Total RNA was extracted from FLSs using TRIzol reagent following the manufacturer’s protocol. Complementary DNA (cDNA) was then synthesized with a cDNA synthesis kit (Catalogue #: 634926, Takara Bio Inc., Otsu, Shiga, Japan), and the specific genes were then amplified from the cDNA templates in a 7500 Real-Time PCR System (Applied Biosystems, Foster City, CA, USA) with Fast SYBR Green Master Mix (Catalogue #: 4385612, Thermo Fisher Scientific, Waltham, MA, USA). The specific primers used for amplification of β1AR, β2AR, and β3AR were listed in Table 2. Changes in expression were calculated by normalization to the corresponding ACTIN levels with the 2−ΔΔCt method.

Table 2 Primers for β1AR, β2AR, and β3AR mRNA amplificationImmunofluorescence staining

Immunofluorescence staining was performed to detect the in situ expression and distribution of the indicated proteins as previously described [16]. FLSs were plated on coverslips and treated for 48 h before fixation with 4% paraformaldehyde for 30 min and permeabilization with 0.5% Triton for 15 min. Subsequently, the cells were blocked with 1% BSA for 30 min and incubated with primary antibodies, including anti-β1AR (1:600, Catalogue # sc-568, Santa Cruz Biotechnology, CA, USA), anti-β2AR (1:600, Catalogue # sc-570, Santa Cruz Biotechnology, CA, USA), anti-Gαs (1:500, Catalogue # sc-823, Santa Cruz Biotechnology, CA, USA), and anti-Gαi (1:500, Catalogue # sc-391, Santa Cruz Biotechnology, CA, USA) antibodies, overnight at 4 °C prior to 3 rinses and incubation with goat-anti-mouse Alexa Fluor 488 (1:200, Catalogue # 615–545-214, Jackson ImmunoResearch Inc., West Grove, PA, USA) or goat-anti-rabbit Alexa Fluor 555 (1:200, Catalogue # A-21428, Thermo Fisher Scientific Inc., Waltham, MA, USA) secondary antibodies for 1 h. Finally, coverslips were mounted with a mounting solution containing 4′,6-diamidino-2-phenylindole and then observed on a Leica TCS SP80 confocal microscope (Leica Microsystems, Wetzlar, Germany). β2AR coupling with Gαs and Gαi was semiquantified using the built-in colocalization analysis software module.

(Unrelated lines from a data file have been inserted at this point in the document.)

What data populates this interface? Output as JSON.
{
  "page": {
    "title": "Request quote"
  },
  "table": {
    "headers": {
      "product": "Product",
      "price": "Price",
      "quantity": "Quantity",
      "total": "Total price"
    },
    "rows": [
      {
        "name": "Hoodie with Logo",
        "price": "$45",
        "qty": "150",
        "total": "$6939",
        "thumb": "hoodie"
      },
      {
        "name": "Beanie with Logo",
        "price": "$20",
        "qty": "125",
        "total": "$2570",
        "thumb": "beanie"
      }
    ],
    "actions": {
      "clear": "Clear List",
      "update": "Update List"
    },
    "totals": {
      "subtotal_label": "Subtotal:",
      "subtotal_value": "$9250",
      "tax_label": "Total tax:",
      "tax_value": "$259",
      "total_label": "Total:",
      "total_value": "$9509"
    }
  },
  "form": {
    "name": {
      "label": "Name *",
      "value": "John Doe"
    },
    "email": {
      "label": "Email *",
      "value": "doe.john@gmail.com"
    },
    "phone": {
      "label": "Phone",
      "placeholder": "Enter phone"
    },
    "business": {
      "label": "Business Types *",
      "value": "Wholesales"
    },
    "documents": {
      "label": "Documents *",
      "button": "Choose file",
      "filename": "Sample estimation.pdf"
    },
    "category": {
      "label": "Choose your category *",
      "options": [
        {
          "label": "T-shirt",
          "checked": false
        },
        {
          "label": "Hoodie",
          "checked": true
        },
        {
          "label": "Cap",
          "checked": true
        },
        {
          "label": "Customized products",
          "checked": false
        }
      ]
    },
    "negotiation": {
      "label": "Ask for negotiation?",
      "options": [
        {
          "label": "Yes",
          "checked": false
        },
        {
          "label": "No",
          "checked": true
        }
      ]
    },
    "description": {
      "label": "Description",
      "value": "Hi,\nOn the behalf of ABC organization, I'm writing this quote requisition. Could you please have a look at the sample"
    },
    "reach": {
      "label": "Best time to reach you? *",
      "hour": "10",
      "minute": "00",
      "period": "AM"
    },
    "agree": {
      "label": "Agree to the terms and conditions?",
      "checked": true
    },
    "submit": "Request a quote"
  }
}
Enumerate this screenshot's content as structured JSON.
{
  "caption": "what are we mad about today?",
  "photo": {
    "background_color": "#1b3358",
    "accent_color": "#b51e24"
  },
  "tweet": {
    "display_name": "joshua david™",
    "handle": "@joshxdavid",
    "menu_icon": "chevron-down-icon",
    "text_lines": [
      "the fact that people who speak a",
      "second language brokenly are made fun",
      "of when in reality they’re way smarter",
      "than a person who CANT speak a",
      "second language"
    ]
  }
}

Fluorescence Resonance Energy Transfer (FRET)

A FRET assay was performed to detect intracellular cAMP production upon β2AR activation [17]. FLSs were seeded on coverslips in 24-well plates and transfected with 0.5 μg of regular pcDNA-Epac 3 (Reg-ICUE3) plasmid for 36 h. The cells were treated with ISO (final concentration of 1 μM), with or without CGP20712A (CGP, β1AR antagonist, 1 μM), ICI (β2AR antagonist, 1 μM), SR59230A (SR, β3AR antagonist, 100 nM), Bar (10 μM), a PKA inhibitor (PKI, 1 μM), CP-25 (1 μM), or PAR (1 μM) overnight before the end of the transfection period and stimulated acutely with ISO (100 nM), dobutamine (Dob;, β1AR agonist, 10 μM) or Ter (β2AR agonist, 10 μM). The fluorescence signals in both the 480 nm and 535 nm channels were recorded on a Leica TCS SP80 confocal microscope, and the intensity ratio of cyan fluorescent protein (CFP) to yellow fluorescent protein (YFP) was calculated at different time points. When the level of intracellular cAMP is increased, the CFP/YFP ratio is decreased.

Statistical analysis

Data were collected from three to five animals per group and were analysed with GraphPad Prism software (version 9, GraphPad Software, Inc., San Diego, CA, USA) and expressed as the means ± standard deviations (SDs). One-way analysis of variance (ANOVA) was used to determine the significance of differences among three or more groups. Two-way ANOVA was used to determine the significance of differences among three or more groups when time was also considered as a variable. Independent t tests were used for comparisons between 2 groups. p < 0.05 was considered to indicate a significant difference.